SSL_ERROR_WANT_TIME: Pause SSL_connect to fetch intermediate certificates

Thu Aug 20 14:37:48 UTC 2020

On 19/08/2020 20:35, Alex Rousskov wrote:
> Does this clarify what I meant? Do you agree that OpenSSL async API is
> not suitable for callbacks that _require_ ASYNC_pause_job() to return
> control to the application?

Yes, it clarifies what you meant. And, yes, its true that strictly
speaking that *could* happen. ASYNC_block_pause() was introduced to
handle the problem where we are holding a lock and therefore must not
return control to the user without releasing that lock. As a general
rule we want to keep the sections of code that perform work under a lock
to an absolute minimum. It would not seem like a great idea to me to
call user callbacks from libssl while holding such a lock. We have no
idea what those callbacks are going to do, and which APIs they will
call. The chances of a deadlock occurring seem very high under those
circumstances, unless restrictions are placed on what the callback can
do, and those restrictions are very clearly documented.

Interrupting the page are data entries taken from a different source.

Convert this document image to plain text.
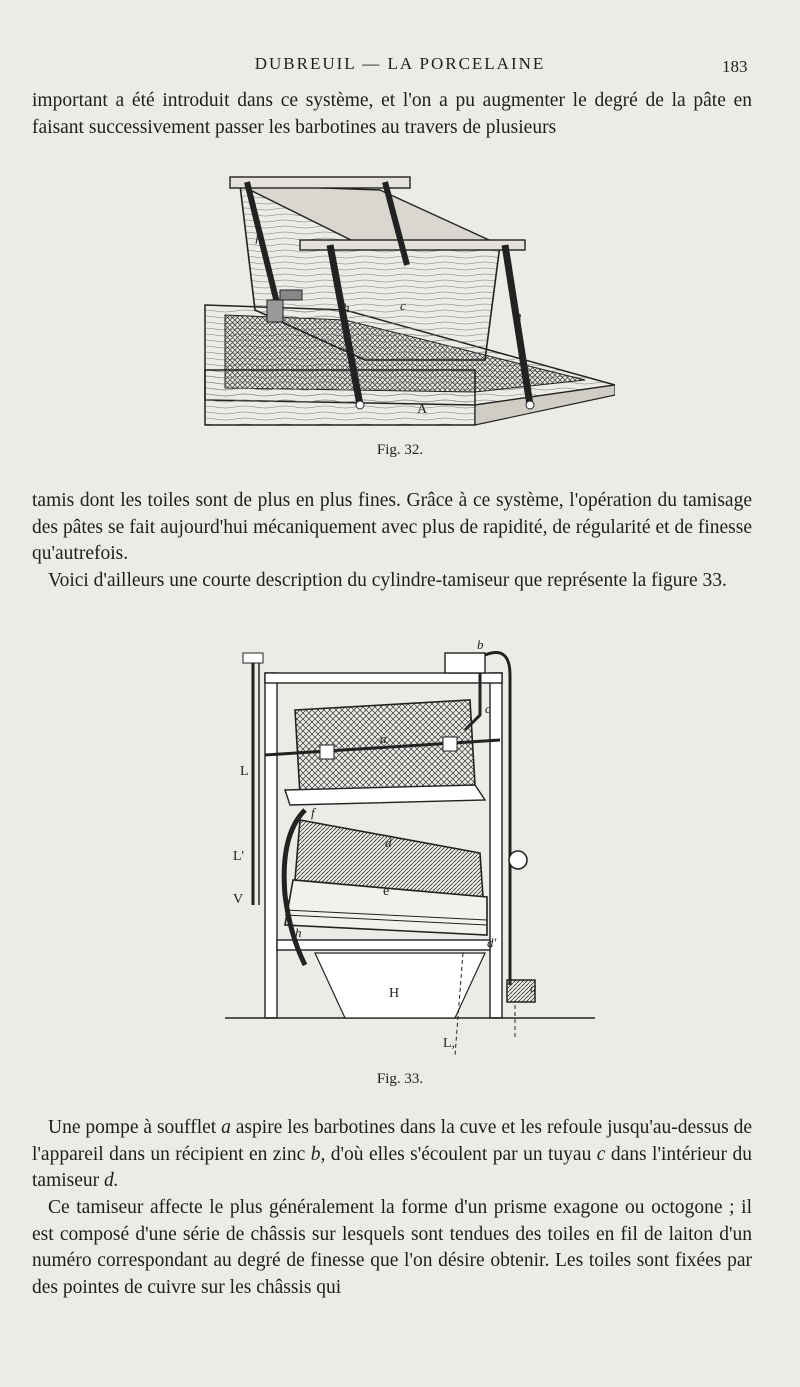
DUBREUIL — LA PORCELAINE	183

important a été introduit dans ce système, et l'on a pu augmenter le degré de la pâte en faisant successivement passer les barbotines au travers de plusieurs

h
h
h
c
A
Fig. 32.

tamis dont les toiles sont de plus en plus fines. Grâce à ce système, l'opération du tamisage des pâtes se fait aujourd'hui mécaniquement avec plus de rapidité, de régularité et de finesse qu'autrefois.

Voici d'ailleurs une courte description du cylindre-tamiseur que représente la figure 33.

b
c
a
d
e
f
h
H	a
L
L'
V
d'
L,
Fig. 33.

Une pompe à soufflet a aspire les barbotines dans la cuve et les refoule jusqu'au-dessus de l'appareil dans un récipient en zinc b, d'où elles s'écoulent par un tuyau c dans l'intérieur du tamiseur d.

Ce tamiseur affecte le plus généralement la forme d'un prisme exagone ou octogone ; il est composé d'une série de châssis sur lesquels sont tendues des toiles en fil de laiton d'un numéro correspondant au degré de finesse que l'on désire obtenir. Les toiles sont fixées par des pointes de cuivre sur les châssis qui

So, yes you are right. But in practice I'm not sure how much I'd really
worry about this theoretical restriction. That's of course for you to
decide.

> If you think that fears about something inside OpenSSL/engines
> preventing our callback from returning control to the application are
> unfounded, then using async API may be the best long-term solution for
> Squid. Short-term, it does not work "as is" because OpenSSL STACKSIZE
> appears to be too small (leading to weird crashes that disappear if we
> increase STACKSIZE from 32768 to 524288 bytes), but perhaps we can
> somehow hack around that.

Hmm. Yes this is a problem with the current implementation. The
selection of STACKSIZE is somewhat arbitrary. It would be nice if the
stack size grew as required, but I'm not sure if that's even technically
possible. A workaround might be for us to expose some API to set it -
but exposing such internal details is also quite horrible.

> 
> 
>> One possibility that springs to mind (which is also an ugly hack) is to
>> defer the validation of the certificates. So, you have a verify callback
>> that always says "ok". But any further reads on the underlying BIO
>> always return with "retry" until such time as any intermediate
>> certificates have been fetched and the chain has been verified "for
>> real". The main problem I can see with this approach is there is no easy
>> way to send the right alert back to the server in the event of failure.
> 
> We were also concerned that X509_verify_cert() is not enough to fully
> mimic the existing OpenSSL certificate validation procedure because the
> internal OpenSSL ssl_verify_cert_chain() does not just call
> X509_verify_cert(). It also does some DANE-related manipulations, for
> example. Are those fears unfounded? In other words, is calling
> X509_verify_cert() directly always enough to make the right certificate
> validation decision?
> 

Does squid use the DANE APIs? If not I'm not sure it makes much
difference. In any case the "manipulation" seems limited to setting DANE
information in the X509_STORE_CTX which presumably could be replicated by:

X509_STORE_CTX_set0_dane(ctx, SSL_get0_dane());

However, I'm not really the person to ask about the DANE implementation.
Maybe Viktor Dukhovni will chip in with his thoughts.

Matt